III - Considerações Finais

Embora os recentes investimentos em infra-estrutura tenham proporcionado o início da integração gasífera dos países da América do Sul, uma série de pré-requisitos para a integração e expansão destes mercados seja contínua, ainda não estão totalmente consolidados. Para que esta região confirme seu potencial dinâmico, os mercados destes países pressupõem algumas pré-condições para sua consolidação. Entre elas estão o tamanho e a configuração do mercado consumidor, a infra-estrutura e o framework regulatório, cuja função estratégica é emitir sinais claros e seguros para os investidores públicos e privados. Isto porque é evidente que o processo de integração terá que utilizar o modelo de parcerias estratégicas de empresas públicas e privadas, nacionais e estrangeiras, basicamente em razão do volume e prazo dos financiamentos. Este modelo de parceria já se mostrou eficiente no Gasoduto Bolívia - Brasil e deve ser seguido, mesmo que a Bolívia e Venezuela operem com matrizes políticas mais nacionalistas. Aqui o papel e experiência da Petrobras serão decisivos. No entanto, o modelo de parceria estratégica exige a definição de políticas energéticas nacionais subordinadas e integradas a um marco comum na área fiscal e da regulação que sejam minimamente transparentes e apresentem garantias contratuais estáveis.
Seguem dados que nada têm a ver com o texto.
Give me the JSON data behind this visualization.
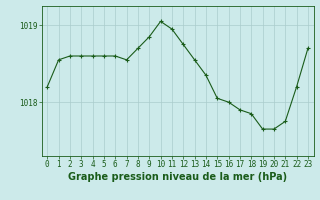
{
  "hours": [
    0,
    1,
    2,
    3,
    4,
    5,
    6,
    7,
    8,
    9,
    10,
    11,
    12,
    13,
    14,
    15,
    16,
    17,
    18,
    19,
    20,
    21,
    22,
    23
  ],
  "pressure": [
    1018.2,
    1018.55,
    1018.6,
    1018.6,
    1018.6,
    1018.6,
    1018.6,
    1018.55,
    1018.7,
    1018.85,
    1019.05,
    1018.95,
    1018.75,
    1018.55,
    1018.35,
    1018.05,
    1018.0,
    1017.9,
    1017.85,
    1017.65,
    1017.65,
    1017.75,
    1018.2,
    1018.7
  ],
  "line_color": "#1a5c1a",
  "marker": "+",
  "marker_size": 3,
  "marker_edge_width": 0.8,
  "line_width": 0.8,
  "bg_color": "#cceaea",
  "grid_color": "#aacccc",
  "xlabel": "Graphe pression niveau de la mer (hPa)",
  "xlabel_fontsize": 7,
  "tick_fontsize": 5.5,
  "ytick_labels": [
    "1018",
    "1019"
  ],
  "ytick_values": [
    1018,
    1019
  ],
  "ylim": [
    1017.3,
    1019.25
  ],
  "xlim": [
    -0.5,
    23.5
  ]
}
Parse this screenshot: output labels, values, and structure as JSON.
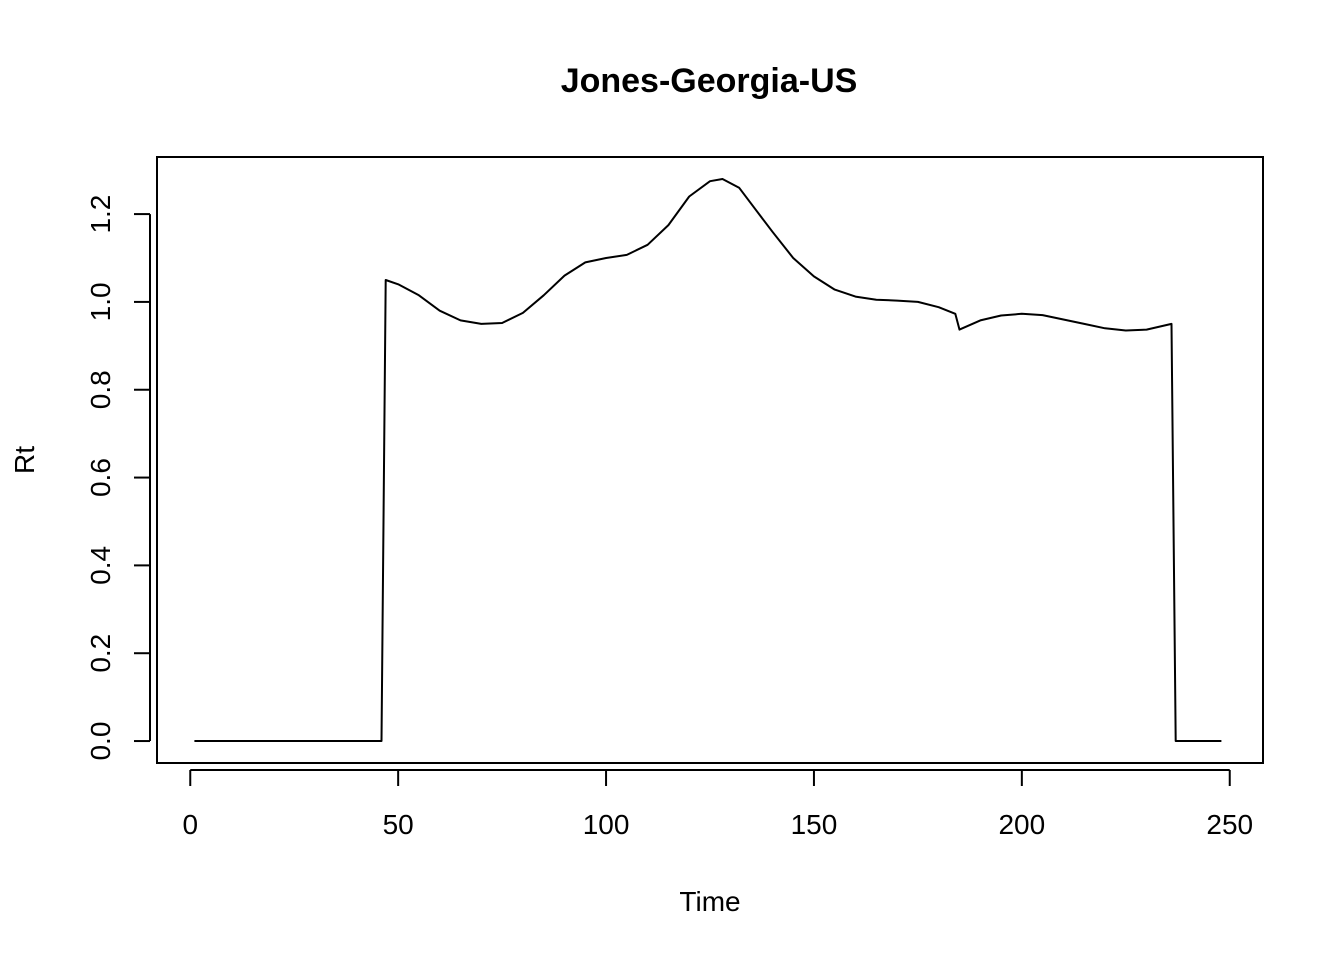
{
  "chart_data": {
    "type": "line",
    "title": "Jones-Georgia-US",
    "xlabel": "Time",
    "ylabel": "Rt",
    "xlim": [
      -8,
      258
    ],
    "ylim": [
      -0.05,
      1.33
    ],
    "x_ticks": [
      0,
      50,
      100,
      150,
      200,
      250
    ],
    "y_ticks": [
      0.0,
      0.2,
      0.4,
      0.6,
      0.8,
      1.0,
      1.2
    ],
    "x_tick_labels": [
      "0",
      "50",
      "100",
      "150",
      "200",
      "250"
    ],
    "y_tick_labels": [
      "0.0",
      "0.2",
      "0.4",
      "0.6",
      "0.8",
      "1.0",
      "1.2"
    ],
    "grid": false,
    "legend": "none",
    "line_color": "#000000",
    "series": [
      {
        "x": [
          1,
          46,
          47,
          50,
          55,
          60,
          65,
          70,
          75,
          80,
          85,
          90,
          95,
          100,
          105,
          110,
          115,
          120,
          125,
          128,
          132,
          136,
          140,
          145,
          150,
          155,
          160,
          165,
          170,
          175,
          180,
          184,
          185,
          190,
          195,
          200,
          205,
          210,
          215,
          220,
          225,
          230,
          236,
          237,
          248
        ],
        "y": [
          0,
          0,
          1.05,
          1.04,
          1.015,
          0.98,
          0.958,
          0.95,
          0.952,
          0.975,
          1.015,
          1.06,
          1.09,
          1.1,
          1.107,
          1.13,
          1.175,
          1.24,
          1.275,
          1.28,
          1.26,
          1.21,
          1.16,
          1.1,
          1.058,
          1.028,
          1.012,
          1.005,
          1.003,
          1.0,
          0.988,
          0.973,
          0.937,
          0.958,
          0.969,
          0.973,
          0.97,
          0.96,
          0.95,
          0.94,
          0.935,
          0.937,
          0.95,
          0,
          0
        ]
      }
    ]
  }
}
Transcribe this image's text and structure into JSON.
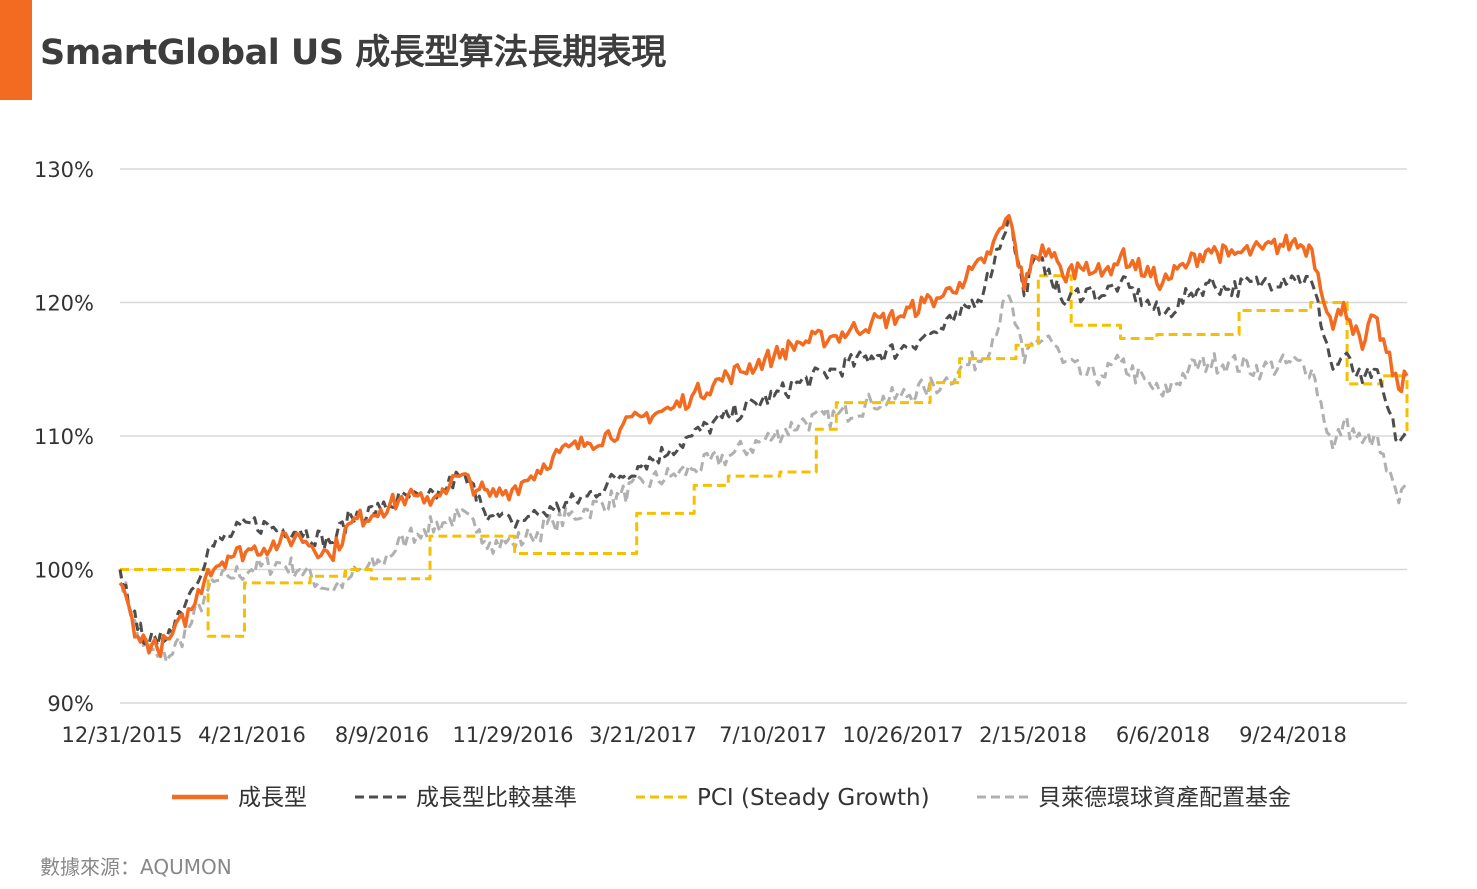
{
  "header": {
    "title": "SmartGlobal US 成長型算法長期表現"
  },
  "footer": {
    "source": "數據來源：AQUMON"
  },
  "colors": {
    "accent": "#f26b21",
    "growth": "#f26b21",
    "benchmark": "#4d4d4d",
    "pci": "#f5c000",
    "blackrock": "#b0b0b0",
    "grid": "#d8d8d8"
  },
  "chart_data": {
    "type": "line",
    "title": "SmartGlobal US 成長型算法長期表現",
    "xlabel": "",
    "ylabel": "",
    "ylim": [
      90,
      130
    ],
    "yticks": [
      90,
      100,
      110,
      120,
      130
    ],
    "ytick_labels": [
      "90%",
      "100%",
      "110%",
      "120%",
      "130%"
    ],
    "xlim": [
      "2015-12-31",
      "2018-12-31"
    ],
    "xtick_labels": [
      "12/31/2015",
      "4/21/2016",
      "8/9/2016",
      "11/29/2016",
      "3/21/2017",
      "7/10/2017",
      "10/26/2017",
      "2/15/2018",
      "6/6/2018",
      "9/24/2018"
    ],
    "grid": true,
    "legend_position": "bottom",
    "series": [
      {
        "name": "成長型",
        "style": "solid",
        "x": [
          "2015-12-31",
          "2016-01-15",
          "2016-02-01",
          "2016-02-11",
          "2016-03-01",
          "2016-03-15",
          "2016-04-01",
          "2016-04-21",
          "2016-05-15",
          "2016-06-01",
          "2016-06-27",
          "2016-07-15",
          "2016-08-09",
          "2016-09-01",
          "2016-09-15",
          "2016-10-01",
          "2016-10-15",
          "2016-11-01",
          "2016-11-10",
          "2016-11-29",
          "2016-12-15",
          "2017-01-03",
          "2017-02-01",
          "2017-03-01",
          "2017-03-21",
          "2017-04-13",
          "2017-05-01",
          "2017-06-01",
          "2017-07-10",
          "2017-08-01",
          "2017-09-01",
          "2017-10-01",
          "2017-10-26",
          "2017-11-15",
          "2017-12-01",
          "2017-12-15",
          "2018-01-05",
          "2018-01-26",
          "2018-02-08",
          "2018-02-15",
          "2018-03-01",
          "2018-03-13",
          "2018-04-02",
          "2018-04-15",
          "2018-05-01",
          "2018-06-06",
          "2018-06-28",
          "2018-07-15",
          "2018-08-01",
          "2018-08-30",
          "2018-09-24",
          "2018-10-11",
          "2018-10-29",
          "2018-11-07",
          "2018-11-23",
          "2018-12-03",
          "2018-12-24",
          "2018-12-31"
        ],
        "values": [
          99.0,
          95.0,
          94.0,
          94.8,
          97.0,
          100.0,
          101.0,
          101.5,
          102.0,
          102.5,
          101.0,
          103.5,
          104.5,
          105.5,
          105.0,
          106.0,
          107.0,
          106.0,
          105.5,
          106.0,
          107.0,
          108.5,
          109.5,
          110.5,
          111.5,
          112.0,
          113.0,
          114.5,
          116.0,
          117.0,
          117.5,
          118.5,
          119.0,
          120.0,
          120.5,
          121.5,
          123.0,
          126.5,
          121.0,
          123.5,
          124.0,
          122.0,
          123.0,
          122.0,
          123.5,
          121.5,
          123.0,
          124.0,
          123.5,
          124.0,
          124.5,
          124.0,
          118.0,
          120.0,
          116.5,
          119.0,
          113.5,
          114.5
        ]
      },
      {
        "name": "成長型比較基準",
        "style": "dashed",
        "x": [
          "2015-12-31",
          "2016-01-15",
          "2016-02-01",
          "2016-02-11",
          "2016-03-01",
          "2016-03-15",
          "2016-04-01",
          "2016-04-21",
          "2016-05-15",
          "2016-06-01",
          "2016-06-27",
          "2016-07-15",
          "2016-08-09",
          "2016-09-01",
          "2016-09-15",
          "2016-10-01",
          "2016-10-15",
          "2016-11-01",
          "2016-11-10",
          "2016-11-29",
          "2016-12-15",
          "2017-01-03",
          "2017-02-01",
          "2017-03-01",
          "2017-03-21",
          "2017-04-13",
          "2017-05-01",
          "2017-06-01",
          "2017-07-10",
          "2017-08-01",
          "2017-09-01",
          "2017-10-01",
          "2017-10-26",
          "2017-11-15",
          "2017-12-01",
          "2017-12-15",
          "2018-01-05",
          "2018-01-26",
          "2018-02-08",
          "2018-02-15",
          "2018-03-01",
          "2018-03-13",
          "2018-04-02",
          "2018-04-15",
          "2018-05-01",
          "2018-06-06",
          "2018-06-28",
          "2018-07-15",
          "2018-08-01",
          "2018-08-30",
          "2018-09-24",
          "2018-10-11",
          "2018-10-29",
          "2018-11-07",
          "2018-11-23",
          "2018-12-03",
          "2018-12-24",
          "2018-12-31"
        ],
        "values": [
          100.0,
          95.5,
          94.3,
          95.5,
          98.5,
          101.5,
          102.5,
          103.5,
          103.0,
          103.0,
          102.0,
          104.0,
          104.5,
          105.5,
          105.0,
          106.0,
          107.0,
          105.5,
          104.0,
          103.5,
          104.0,
          104.5,
          105.5,
          107.0,
          108.0,
          109.0,
          110.0,
          111.5,
          113.0,
          114.0,
          115.0,
          116.0,
          116.5,
          117.5,
          118.0,
          119.0,
          121.0,
          126.5,
          120.5,
          123.0,
          122.5,
          120.0,
          121.0,
          120.5,
          121.5,
          119.0,
          120.5,
          121.5,
          121.0,
          121.5,
          122.0,
          121.5,
          115.0,
          116.0,
          114.0,
          115.0,
          109.5,
          110.5
        ]
      },
      {
        "name": "PCI (Steady Growth)",
        "style": "dashed-step",
        "x": [
          "2015-12-31",
          "2016-02-24",
          "2016-03-15",
          "2016-04-15",
          "2016-06-10",
          "2016-07-10",
          "2016-08-01",
          "2016-09-20",
          "2016-11-10",
          "2016-12-01",
          "2017-01-20",
          "2017-03-01",
          "2017-03-15",
          "2017-05-03",
          "2017-06-01",
          "2017-07-15",
          "2017-08-15",
          "2017-09-01",
          "2017-10-01",
          "2017-11-20",
          "2017-12-15",
          "2018-02-01",
          "2018-02-20",
          "2018-03-20",
          "2018-04-15",
          "2018-05-01",
          "2018-06-01",
          "2018-07-12",
          "2018-08-10",
          "2018-10-10",
          "2018-10-20",
          "2018-11-10",
          "2018-12-10",
          "2018-12-31"
        ],
        "values": [
          100.0,
          100.0,
          95.0,
          99.0,
          99.5,
          100.0,
          99.3,
          102.5,
          102.5,
          101.2,
          101.2,
          101.2,
          104.2,
          106.3,
          107.0,
          107.3,
          110.5,
          112.5,
          112.5,
          114.0,
          115.8,
          116.8,
          122.0,
          118.3,
          118.3,
          117.3,
          117.6,
          117.6,
          119.4,
          120.0,
          120.0,
          113.9,
          114.5,
          110.0
        ]
      },
      {
        "name": "貝萊德環球資產配置基金",
        "style": "dashed",
        "x": [
          "2015-12-31",
          "2016-01-15",
          "2016-02-01",
          "2016-02-11",
          "2016-03-01",
          "2016-03-15",
          "2016-04-01",
          "2016-04-21",
          "2016-05-15",
          "2016-06-01",
          "2016-06-27",
          "2016-07-15",
          "2016-08-09",
          "2016-09-01",
          "2016-09-15",
          "2016-10-01",
          "2016-10-15",
          "2016-11-01",
          "2016-11-10",
          "2016-11-29",
          "2016-12-15",
          "2017-01-03",
          "2017-02-01",
          "2017-03-01",
          "2017-03-21",
          "2017-04-13",
          "2017-05-01",
          "2017-06-01",
          "2017-07-10",
          "2017-08-01",
          "2017-09-01",
          "2017-10-01",
          "2017-10-26",
          "2017-11-15",
          "2017-12-01",
          "2017-12-15",
          "2018-01-05",
          "2018-01-26",
          "2018-02-08",
          "2018-02-15",
          "2018-03-01",
          "2018-03-13",
          "2018-04-02",
          "2018-04-15",
          "2018-05-01",
          "2018-06-06",
          "2018-06-28",
          "2018-07-15",
          "2018-08-01",
          "2018-08-30",
          "2018-09-24",
          "2018-10-11",
          "2018-10-29",
          "2018-11-07",
          "2018-11-23",
          "2018-12-03",
          "2018-12-24",
          "2018-12-31"
        ],
        "values": [
          100.0,
          95.0,
          93.5,
          93.5,
          96.0,
          98.5,
          99.5,
          100.0,
          100.5,
          100.0,
          98.5,
          99.5,
          100.5,
          102.5,
          103.0,
          103.5,
          104.0,
          103.0,
          102.0,
          102.0,
          102.5,
          103.5,
          104.5,
          105.5,
          106.5,
          107.0,
          107.5,
          108.5,
          110.0,
          111.0,
          111.5,
          112.5,
          113.0,
          113.5,
          114.0,
          115.0,
          116.0,
          120.5,
          115.5,
          117.0,
          117.5,
          115.5,
          114.5,
          114.5,
          115.5,
          113.0,
          115.0,
          115.5,
          115.5,
          115.0,
          115.5,
          115.0,
          109.0,
          111.0,
          109.5,
          110.0,
          105.0,
          106.0
        ]
      }
    ]
  }
}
Nestes termos, o desafio principal estará na tarefa de mapear e conseguir conciliar os interesses políticos e econômicos em jogo. O projeto de integração não alcançará o nível ótimo caso a aliança entre os diversos agentes envolvidos não seja uma boa aliança para todos. Dito de outra forma, somente através da gestão pelo equilíbrio entre os interesses envolvidos, o projeto de integração poderá ser um projeto efetivo e sustentável. O fato de a integração energética envolver países da região que hoje contam com um denominador político e econômico comum, sem uma pressão política mais forte dos EUA, mais preocupados com China, Iraque, Irã, etc. são fatores facilitadores.

É importante a coordenação das atividades de planejamento energético visando o estabelecimento de um plano de extensão indicativo para os países da América do Sul, superando problemas mais históricos. Felizmente, não há entre os países da América do Sul problemas de ordem étnicas, culturais e religiosos como no Oriente Médio e Ásia. Está especificidade histórica facilita, em muito, a construção de uma plataforma comum de entendimentos e de políticas para acelerar e viabilizar o processo de integração energética.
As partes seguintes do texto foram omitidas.